Film at Lincoln Center has announced the lineup for the 12th edition of ‘Scary Movies,’ New York City’s top horror festival, which includes the New York premiere of two Mexican films: Feral by Andrés Kaiser and Belzebuth by Emilio Portes. Featuring the genre’s best from around the globe, the festival offers moviegoers the cathartic treat of experiencing the exhilaration of suspense, thrills, and gore on the big screen as part of an audience. The 7th edition of ‘Scary Movies’ will take place August 16-21 at Film at Lincoln Center in New York City.
The Blair Witch Project meets Truffaut’s The Wild Child in Feral, a visually arresting, deeply haunting found-footage faux-documentary from first-time director Kaiser. Feral elegantly deploys the framing and construction of an investigatory expose, weaving together “interviews” with the surviving residents of a small Oaxacan village, and VHS footage recorded by an enigmatic, high-minded priest who, twenty years prior, had discovered an unsocialized “wild child” in the nearby woods, and brought the child to live with him in an isolated mountain outpost. With a slow-burning tension and a claustrophobic intimacy, the film builds to a dread-infused climax while methodically reconstructing the story of one man’s hubris and its consequences.
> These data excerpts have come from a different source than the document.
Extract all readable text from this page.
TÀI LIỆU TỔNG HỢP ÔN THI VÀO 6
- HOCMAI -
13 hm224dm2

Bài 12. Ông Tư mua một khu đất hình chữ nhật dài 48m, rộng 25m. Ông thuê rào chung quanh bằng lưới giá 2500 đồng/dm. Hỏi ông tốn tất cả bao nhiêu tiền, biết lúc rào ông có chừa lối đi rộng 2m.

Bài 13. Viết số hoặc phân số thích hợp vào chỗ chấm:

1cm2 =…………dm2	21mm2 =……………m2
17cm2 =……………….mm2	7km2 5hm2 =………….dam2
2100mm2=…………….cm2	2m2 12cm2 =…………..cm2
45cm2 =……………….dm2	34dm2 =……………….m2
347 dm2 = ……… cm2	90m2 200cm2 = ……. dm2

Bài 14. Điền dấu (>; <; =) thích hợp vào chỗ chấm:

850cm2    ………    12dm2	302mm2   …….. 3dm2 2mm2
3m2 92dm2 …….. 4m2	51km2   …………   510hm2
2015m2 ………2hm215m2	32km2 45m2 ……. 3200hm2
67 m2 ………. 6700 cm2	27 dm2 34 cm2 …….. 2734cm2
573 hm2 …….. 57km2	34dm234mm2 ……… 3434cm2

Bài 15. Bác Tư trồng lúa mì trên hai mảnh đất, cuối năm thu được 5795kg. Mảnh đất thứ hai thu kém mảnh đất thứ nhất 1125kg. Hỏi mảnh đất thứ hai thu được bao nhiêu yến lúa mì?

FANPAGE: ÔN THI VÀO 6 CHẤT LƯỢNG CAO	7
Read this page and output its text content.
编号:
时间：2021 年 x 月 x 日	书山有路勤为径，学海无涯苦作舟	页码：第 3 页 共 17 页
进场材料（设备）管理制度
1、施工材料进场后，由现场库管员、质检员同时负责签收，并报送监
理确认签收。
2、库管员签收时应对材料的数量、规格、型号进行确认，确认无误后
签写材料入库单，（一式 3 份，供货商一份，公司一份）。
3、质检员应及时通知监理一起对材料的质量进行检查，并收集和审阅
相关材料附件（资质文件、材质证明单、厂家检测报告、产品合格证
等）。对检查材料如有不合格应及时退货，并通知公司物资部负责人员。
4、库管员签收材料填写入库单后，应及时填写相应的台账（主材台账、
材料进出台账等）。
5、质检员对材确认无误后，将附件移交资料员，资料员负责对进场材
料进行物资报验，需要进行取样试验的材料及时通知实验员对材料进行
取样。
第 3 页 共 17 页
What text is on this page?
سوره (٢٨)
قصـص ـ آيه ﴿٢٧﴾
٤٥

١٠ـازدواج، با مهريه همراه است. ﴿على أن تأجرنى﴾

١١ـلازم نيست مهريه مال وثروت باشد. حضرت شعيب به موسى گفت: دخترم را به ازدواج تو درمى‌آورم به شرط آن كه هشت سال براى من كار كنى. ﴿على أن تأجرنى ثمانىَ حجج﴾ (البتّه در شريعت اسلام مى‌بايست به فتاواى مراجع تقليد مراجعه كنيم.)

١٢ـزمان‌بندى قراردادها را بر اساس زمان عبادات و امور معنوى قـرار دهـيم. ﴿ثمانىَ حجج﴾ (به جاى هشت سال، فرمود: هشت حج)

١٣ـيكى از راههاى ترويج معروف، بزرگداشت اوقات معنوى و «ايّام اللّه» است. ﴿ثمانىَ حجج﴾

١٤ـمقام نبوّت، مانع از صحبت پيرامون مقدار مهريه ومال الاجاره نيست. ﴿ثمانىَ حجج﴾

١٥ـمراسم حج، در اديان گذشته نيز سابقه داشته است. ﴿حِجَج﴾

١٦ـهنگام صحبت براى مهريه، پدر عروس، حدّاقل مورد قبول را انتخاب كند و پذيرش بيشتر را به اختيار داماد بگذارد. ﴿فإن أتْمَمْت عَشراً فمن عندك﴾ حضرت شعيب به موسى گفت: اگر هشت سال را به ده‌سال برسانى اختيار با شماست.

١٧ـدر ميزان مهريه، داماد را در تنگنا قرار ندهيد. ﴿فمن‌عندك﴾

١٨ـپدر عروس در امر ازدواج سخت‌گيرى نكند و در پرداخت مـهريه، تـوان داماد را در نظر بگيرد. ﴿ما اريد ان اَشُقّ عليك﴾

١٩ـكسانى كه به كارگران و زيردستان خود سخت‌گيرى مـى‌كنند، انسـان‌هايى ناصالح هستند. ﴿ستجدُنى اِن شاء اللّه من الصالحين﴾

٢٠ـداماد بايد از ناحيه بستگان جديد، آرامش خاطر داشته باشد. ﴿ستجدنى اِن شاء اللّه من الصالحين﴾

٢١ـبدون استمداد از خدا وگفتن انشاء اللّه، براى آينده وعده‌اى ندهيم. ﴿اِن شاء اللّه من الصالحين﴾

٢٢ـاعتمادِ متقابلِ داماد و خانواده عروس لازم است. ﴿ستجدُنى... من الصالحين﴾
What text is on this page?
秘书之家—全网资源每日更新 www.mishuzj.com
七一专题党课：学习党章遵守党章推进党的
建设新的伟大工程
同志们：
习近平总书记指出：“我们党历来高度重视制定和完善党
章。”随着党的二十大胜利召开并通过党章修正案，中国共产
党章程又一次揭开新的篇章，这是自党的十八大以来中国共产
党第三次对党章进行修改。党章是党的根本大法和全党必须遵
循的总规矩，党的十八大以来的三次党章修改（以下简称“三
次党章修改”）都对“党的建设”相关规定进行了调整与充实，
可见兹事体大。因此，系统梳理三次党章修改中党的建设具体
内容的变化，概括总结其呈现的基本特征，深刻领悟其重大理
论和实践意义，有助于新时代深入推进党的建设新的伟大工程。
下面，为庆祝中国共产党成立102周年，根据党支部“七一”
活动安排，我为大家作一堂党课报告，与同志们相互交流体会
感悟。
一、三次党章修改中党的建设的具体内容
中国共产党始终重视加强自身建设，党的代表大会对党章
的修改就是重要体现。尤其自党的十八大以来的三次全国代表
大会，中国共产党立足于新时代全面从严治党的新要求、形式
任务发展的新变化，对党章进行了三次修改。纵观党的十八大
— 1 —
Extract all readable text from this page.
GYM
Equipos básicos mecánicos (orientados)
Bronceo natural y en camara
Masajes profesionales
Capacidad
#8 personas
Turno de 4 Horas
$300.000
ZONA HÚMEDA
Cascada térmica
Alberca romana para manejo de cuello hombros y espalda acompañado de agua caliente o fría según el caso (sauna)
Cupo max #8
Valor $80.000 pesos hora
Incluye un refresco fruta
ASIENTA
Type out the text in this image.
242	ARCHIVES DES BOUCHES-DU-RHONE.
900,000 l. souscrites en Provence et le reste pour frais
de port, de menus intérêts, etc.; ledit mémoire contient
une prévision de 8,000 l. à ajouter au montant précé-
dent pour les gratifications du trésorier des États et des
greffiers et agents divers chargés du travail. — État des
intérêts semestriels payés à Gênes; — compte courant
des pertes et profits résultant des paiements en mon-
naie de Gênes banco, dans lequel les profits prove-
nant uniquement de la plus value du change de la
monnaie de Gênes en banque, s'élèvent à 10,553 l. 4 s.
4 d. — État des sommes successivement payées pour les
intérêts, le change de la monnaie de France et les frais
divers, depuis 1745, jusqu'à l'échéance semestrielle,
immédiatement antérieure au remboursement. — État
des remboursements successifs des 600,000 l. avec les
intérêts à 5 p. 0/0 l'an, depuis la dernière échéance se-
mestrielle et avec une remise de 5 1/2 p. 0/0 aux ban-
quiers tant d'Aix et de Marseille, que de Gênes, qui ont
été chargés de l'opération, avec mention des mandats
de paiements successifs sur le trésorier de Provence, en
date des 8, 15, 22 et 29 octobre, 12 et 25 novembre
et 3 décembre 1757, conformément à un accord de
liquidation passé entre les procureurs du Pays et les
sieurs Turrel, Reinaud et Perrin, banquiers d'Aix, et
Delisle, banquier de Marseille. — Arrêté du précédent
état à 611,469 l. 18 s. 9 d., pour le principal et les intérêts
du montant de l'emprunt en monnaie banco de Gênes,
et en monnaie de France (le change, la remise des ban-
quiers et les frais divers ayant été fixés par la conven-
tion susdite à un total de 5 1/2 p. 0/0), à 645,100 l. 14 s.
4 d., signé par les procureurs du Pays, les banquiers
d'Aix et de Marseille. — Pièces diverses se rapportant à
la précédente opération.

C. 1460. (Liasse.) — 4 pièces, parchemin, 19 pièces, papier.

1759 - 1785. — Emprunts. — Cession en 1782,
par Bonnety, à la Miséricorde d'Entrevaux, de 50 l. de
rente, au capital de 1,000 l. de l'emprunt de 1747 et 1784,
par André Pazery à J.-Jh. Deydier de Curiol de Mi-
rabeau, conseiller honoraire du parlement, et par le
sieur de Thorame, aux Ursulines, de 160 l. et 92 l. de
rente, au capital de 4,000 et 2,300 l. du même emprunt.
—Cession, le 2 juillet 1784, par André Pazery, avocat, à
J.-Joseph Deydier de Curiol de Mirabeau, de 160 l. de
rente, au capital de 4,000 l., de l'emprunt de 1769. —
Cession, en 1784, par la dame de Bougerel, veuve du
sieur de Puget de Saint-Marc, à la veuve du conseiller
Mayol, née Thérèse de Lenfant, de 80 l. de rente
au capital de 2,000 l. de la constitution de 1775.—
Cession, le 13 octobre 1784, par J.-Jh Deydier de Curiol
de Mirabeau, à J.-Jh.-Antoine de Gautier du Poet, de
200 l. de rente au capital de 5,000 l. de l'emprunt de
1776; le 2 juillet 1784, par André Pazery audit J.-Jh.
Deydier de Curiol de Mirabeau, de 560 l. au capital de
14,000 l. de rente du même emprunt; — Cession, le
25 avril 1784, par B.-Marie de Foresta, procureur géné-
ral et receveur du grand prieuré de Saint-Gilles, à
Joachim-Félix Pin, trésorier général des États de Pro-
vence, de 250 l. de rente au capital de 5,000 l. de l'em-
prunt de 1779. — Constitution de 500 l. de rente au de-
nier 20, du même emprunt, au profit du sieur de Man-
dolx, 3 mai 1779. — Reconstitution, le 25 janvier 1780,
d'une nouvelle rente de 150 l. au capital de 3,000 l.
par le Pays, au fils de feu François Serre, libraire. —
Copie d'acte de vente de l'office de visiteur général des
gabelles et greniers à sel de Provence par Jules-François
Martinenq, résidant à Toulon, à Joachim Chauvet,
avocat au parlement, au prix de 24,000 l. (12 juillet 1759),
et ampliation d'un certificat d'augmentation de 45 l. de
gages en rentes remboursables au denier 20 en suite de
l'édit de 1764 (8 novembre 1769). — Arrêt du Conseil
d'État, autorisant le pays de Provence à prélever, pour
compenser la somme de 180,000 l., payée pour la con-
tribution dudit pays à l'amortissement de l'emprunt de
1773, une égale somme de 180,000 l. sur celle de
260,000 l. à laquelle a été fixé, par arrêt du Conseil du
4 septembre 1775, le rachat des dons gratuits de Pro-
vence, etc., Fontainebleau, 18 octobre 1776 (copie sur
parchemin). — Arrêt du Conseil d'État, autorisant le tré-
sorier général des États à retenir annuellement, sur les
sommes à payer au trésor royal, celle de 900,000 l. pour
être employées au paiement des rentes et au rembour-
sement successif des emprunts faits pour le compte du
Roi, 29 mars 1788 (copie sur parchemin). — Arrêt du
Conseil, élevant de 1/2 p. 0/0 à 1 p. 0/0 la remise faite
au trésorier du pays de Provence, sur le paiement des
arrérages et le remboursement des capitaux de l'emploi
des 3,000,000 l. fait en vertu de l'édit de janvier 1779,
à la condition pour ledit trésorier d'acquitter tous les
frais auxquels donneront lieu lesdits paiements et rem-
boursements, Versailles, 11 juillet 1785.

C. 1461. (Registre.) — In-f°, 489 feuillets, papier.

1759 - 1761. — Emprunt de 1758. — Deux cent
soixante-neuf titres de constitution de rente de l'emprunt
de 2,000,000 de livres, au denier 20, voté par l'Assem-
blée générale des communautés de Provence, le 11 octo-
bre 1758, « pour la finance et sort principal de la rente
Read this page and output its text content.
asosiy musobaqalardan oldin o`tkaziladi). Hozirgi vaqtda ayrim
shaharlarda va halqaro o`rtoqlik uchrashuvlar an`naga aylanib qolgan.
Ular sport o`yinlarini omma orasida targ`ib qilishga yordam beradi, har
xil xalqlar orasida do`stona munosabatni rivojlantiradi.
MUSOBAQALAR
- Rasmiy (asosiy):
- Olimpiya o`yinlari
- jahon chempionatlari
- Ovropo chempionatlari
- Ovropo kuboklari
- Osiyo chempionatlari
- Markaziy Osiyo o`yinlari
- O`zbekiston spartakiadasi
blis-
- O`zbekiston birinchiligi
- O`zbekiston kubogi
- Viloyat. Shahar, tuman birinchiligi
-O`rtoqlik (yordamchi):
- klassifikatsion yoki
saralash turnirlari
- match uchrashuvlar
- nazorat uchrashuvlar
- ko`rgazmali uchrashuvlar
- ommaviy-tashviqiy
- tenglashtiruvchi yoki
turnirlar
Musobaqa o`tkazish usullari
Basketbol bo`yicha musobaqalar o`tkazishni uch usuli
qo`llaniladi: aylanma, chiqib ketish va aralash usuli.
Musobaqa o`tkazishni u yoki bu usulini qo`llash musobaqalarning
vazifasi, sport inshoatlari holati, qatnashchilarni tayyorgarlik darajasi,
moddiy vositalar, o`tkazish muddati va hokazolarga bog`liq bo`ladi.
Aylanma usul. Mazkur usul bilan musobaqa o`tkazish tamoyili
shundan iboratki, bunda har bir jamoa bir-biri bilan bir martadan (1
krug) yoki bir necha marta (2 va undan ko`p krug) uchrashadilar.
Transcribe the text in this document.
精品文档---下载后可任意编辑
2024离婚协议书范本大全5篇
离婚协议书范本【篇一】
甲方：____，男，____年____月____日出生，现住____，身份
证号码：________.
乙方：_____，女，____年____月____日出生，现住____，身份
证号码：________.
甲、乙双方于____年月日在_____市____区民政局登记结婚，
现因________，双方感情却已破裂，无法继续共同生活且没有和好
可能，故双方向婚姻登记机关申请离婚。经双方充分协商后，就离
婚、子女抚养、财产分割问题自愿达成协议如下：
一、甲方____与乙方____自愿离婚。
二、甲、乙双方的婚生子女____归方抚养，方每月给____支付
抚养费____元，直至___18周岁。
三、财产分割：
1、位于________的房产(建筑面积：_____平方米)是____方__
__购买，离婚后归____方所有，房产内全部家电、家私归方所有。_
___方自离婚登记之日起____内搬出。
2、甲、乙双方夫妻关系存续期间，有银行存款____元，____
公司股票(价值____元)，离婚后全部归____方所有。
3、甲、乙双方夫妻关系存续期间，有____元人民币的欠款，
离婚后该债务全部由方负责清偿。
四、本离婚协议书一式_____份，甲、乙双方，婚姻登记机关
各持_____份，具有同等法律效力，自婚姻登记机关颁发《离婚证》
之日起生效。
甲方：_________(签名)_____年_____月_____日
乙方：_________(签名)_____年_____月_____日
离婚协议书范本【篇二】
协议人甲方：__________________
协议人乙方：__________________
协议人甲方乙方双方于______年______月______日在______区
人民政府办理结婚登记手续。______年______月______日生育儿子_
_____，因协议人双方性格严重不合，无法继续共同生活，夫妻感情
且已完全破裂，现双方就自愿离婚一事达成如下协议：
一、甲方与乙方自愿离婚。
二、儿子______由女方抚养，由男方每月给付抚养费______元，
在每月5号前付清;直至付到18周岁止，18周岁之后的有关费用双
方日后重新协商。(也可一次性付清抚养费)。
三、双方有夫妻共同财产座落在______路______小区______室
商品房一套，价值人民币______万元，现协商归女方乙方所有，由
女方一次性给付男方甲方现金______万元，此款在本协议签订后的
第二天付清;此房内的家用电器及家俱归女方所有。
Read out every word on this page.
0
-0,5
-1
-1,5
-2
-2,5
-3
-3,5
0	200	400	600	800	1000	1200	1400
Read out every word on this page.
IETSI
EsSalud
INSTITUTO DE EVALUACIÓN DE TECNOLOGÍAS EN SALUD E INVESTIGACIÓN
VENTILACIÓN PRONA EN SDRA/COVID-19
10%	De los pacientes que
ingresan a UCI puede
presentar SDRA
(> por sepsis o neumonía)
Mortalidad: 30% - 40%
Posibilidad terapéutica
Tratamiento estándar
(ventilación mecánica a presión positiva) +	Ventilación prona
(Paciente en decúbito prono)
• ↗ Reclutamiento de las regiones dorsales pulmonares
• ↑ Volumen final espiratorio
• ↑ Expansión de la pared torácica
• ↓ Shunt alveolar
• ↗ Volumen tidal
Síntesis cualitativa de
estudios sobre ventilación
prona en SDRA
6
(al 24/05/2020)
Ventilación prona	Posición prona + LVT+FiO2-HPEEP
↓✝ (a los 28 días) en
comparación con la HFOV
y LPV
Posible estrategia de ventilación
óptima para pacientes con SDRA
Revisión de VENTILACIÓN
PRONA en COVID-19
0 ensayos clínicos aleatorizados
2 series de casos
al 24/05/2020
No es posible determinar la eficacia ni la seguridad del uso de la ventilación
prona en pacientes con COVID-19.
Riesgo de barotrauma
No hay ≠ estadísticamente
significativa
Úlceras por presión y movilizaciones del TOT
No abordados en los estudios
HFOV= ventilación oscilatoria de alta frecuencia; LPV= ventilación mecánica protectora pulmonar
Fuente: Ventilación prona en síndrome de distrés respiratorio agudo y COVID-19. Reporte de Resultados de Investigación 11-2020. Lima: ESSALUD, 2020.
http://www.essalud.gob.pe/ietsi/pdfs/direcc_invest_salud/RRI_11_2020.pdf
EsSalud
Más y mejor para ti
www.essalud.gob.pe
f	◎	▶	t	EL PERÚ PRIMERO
In Portes’ Belzebuth, five years after his infant son is murdered in a horrific, senseless massacre, police detective Emmanuel Ritter (Joaquín Cosio) is drawn into the mystery of another mass killing that eerily parallels the first. Begrudgingly teaming up with an American priest who’s become a paranormal investigator (Tate Ellington), Ritter follows the trail of an increasingly disturbing series of clues that point to the involvement of an elusive, excommunicated man of the cloth with satanic affiliations (Tobin Bell). This high-stakes procedural drama rapidly evolves into a vividly original outing in the subgenre of exorcism horror and a potent political allegory.
Additionally Scary Movies will also screen Black Circle, the newest film by Argentine-Spanish filmmaker Adrián García Bogliano, a Swedish-Mexican production, which will be screened with the director in attendance.